Outro ganho institucional é o
novo Exército, que terá 80 mil homens e poderá garantir uma inédita força ao governo central.
Resta agora saber até onde vai o
envolvimento dos EUA. A turbulenta paz atual só existe porque há
a presença de quase 8.000 soldados americanos lá, além dos 5.000
da força multinacional de Cabul.
O comandante dos EUA na região, general Tommy Franks, disse que a força vai "ficar muito
tempo", apesar das baixas -cerca de 60 entre os estrangeiros.

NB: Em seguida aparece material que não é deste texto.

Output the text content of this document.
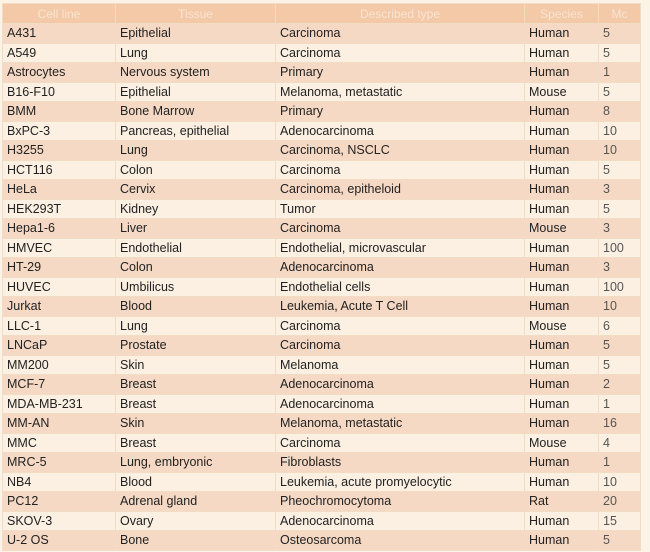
Cell line	Tissue	Described type	Species	Mc
A431	Epithelial	Carcinoma	Human	5
A549	Lung	Carcinoma	Human	5
Astrocytes	Nervous system	Primary	Human	1
B16-F10	Epithelial	Melanoma, metastatic	Mouse	5
BMM	Bone Marrow	Primary	Human	8
BxPC-3	Pancreas, epithelial	Adenocarcinoma	Human	10
H3255	Lung	Carcinoma, NSCLC	Human	10
HCT116	Colon	Carcinoma	Human	5
HeLa	Cervix	Carcinoma, epitheloid	Human	3
HEK293T	Kidney	Tumor	Human	5
Hepa1-6	Liver	Carcinoma	Mouse	3
HMVEC	Endothelial	Endothelial, microvascular	Human	100
HT-29	Colon	Adenocarcinoma	Human	3
HUVEC	Umbilicus	Endothelial cells	Human	100
Jurkat	Blood	Leukemia, Acute T Cell	Human	10
LLC-1	Lung	Carcinoma	Mouse	6
LNCaP	Prostate	Carcinoma	Human	5
MM200	Skin	Melanoma	Human	5
MCF-7	Breast	Adenocarcinoma	Human	2
MDA-MB-231	Breast	Adenocarcinoma	Human	1
MM-AN	Skin	Melanoma, metastatic	Human	16
MMC	Breast	Carcinoma	Mouse	4
MRC-5	Lung, embryonic	Fibroblasts	Human	1
NB4	Blood	Leukemia, acute promyelocytic	Human	10
PC12	Adrenal gland	Pheochromocytoma	Rat	20
SKOV-3	Ovary	Adenocarcinoma	Human	15
U-2 OS	Bone	Osteosarcoma	Human	5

Se, por um lado, acumulam-se
evidências de que a caçada a Bin
Laden esteja sendo infrutífera,
por outro, ao ser tutor de Cabul,
Washington finca o pé numa região estratégica. De lá, os EUA podem abrir acesso às reservas energéticas da Ásia Central, hoje sob o
guarda-chuva russo e os olhos gulosos da China.
A história não é favorável aos
estrangeiros no Afeganistão, de
Alexandre, o Grande aos soviéticos que o ocuparam entre 1979 e
1989, passando por ingleses e persas. Mas fatores externos determinam as derrotas, e hoje os EUA
têm hegemonia suficiente para
manter uma "paz quente". A pergunta é: até quando?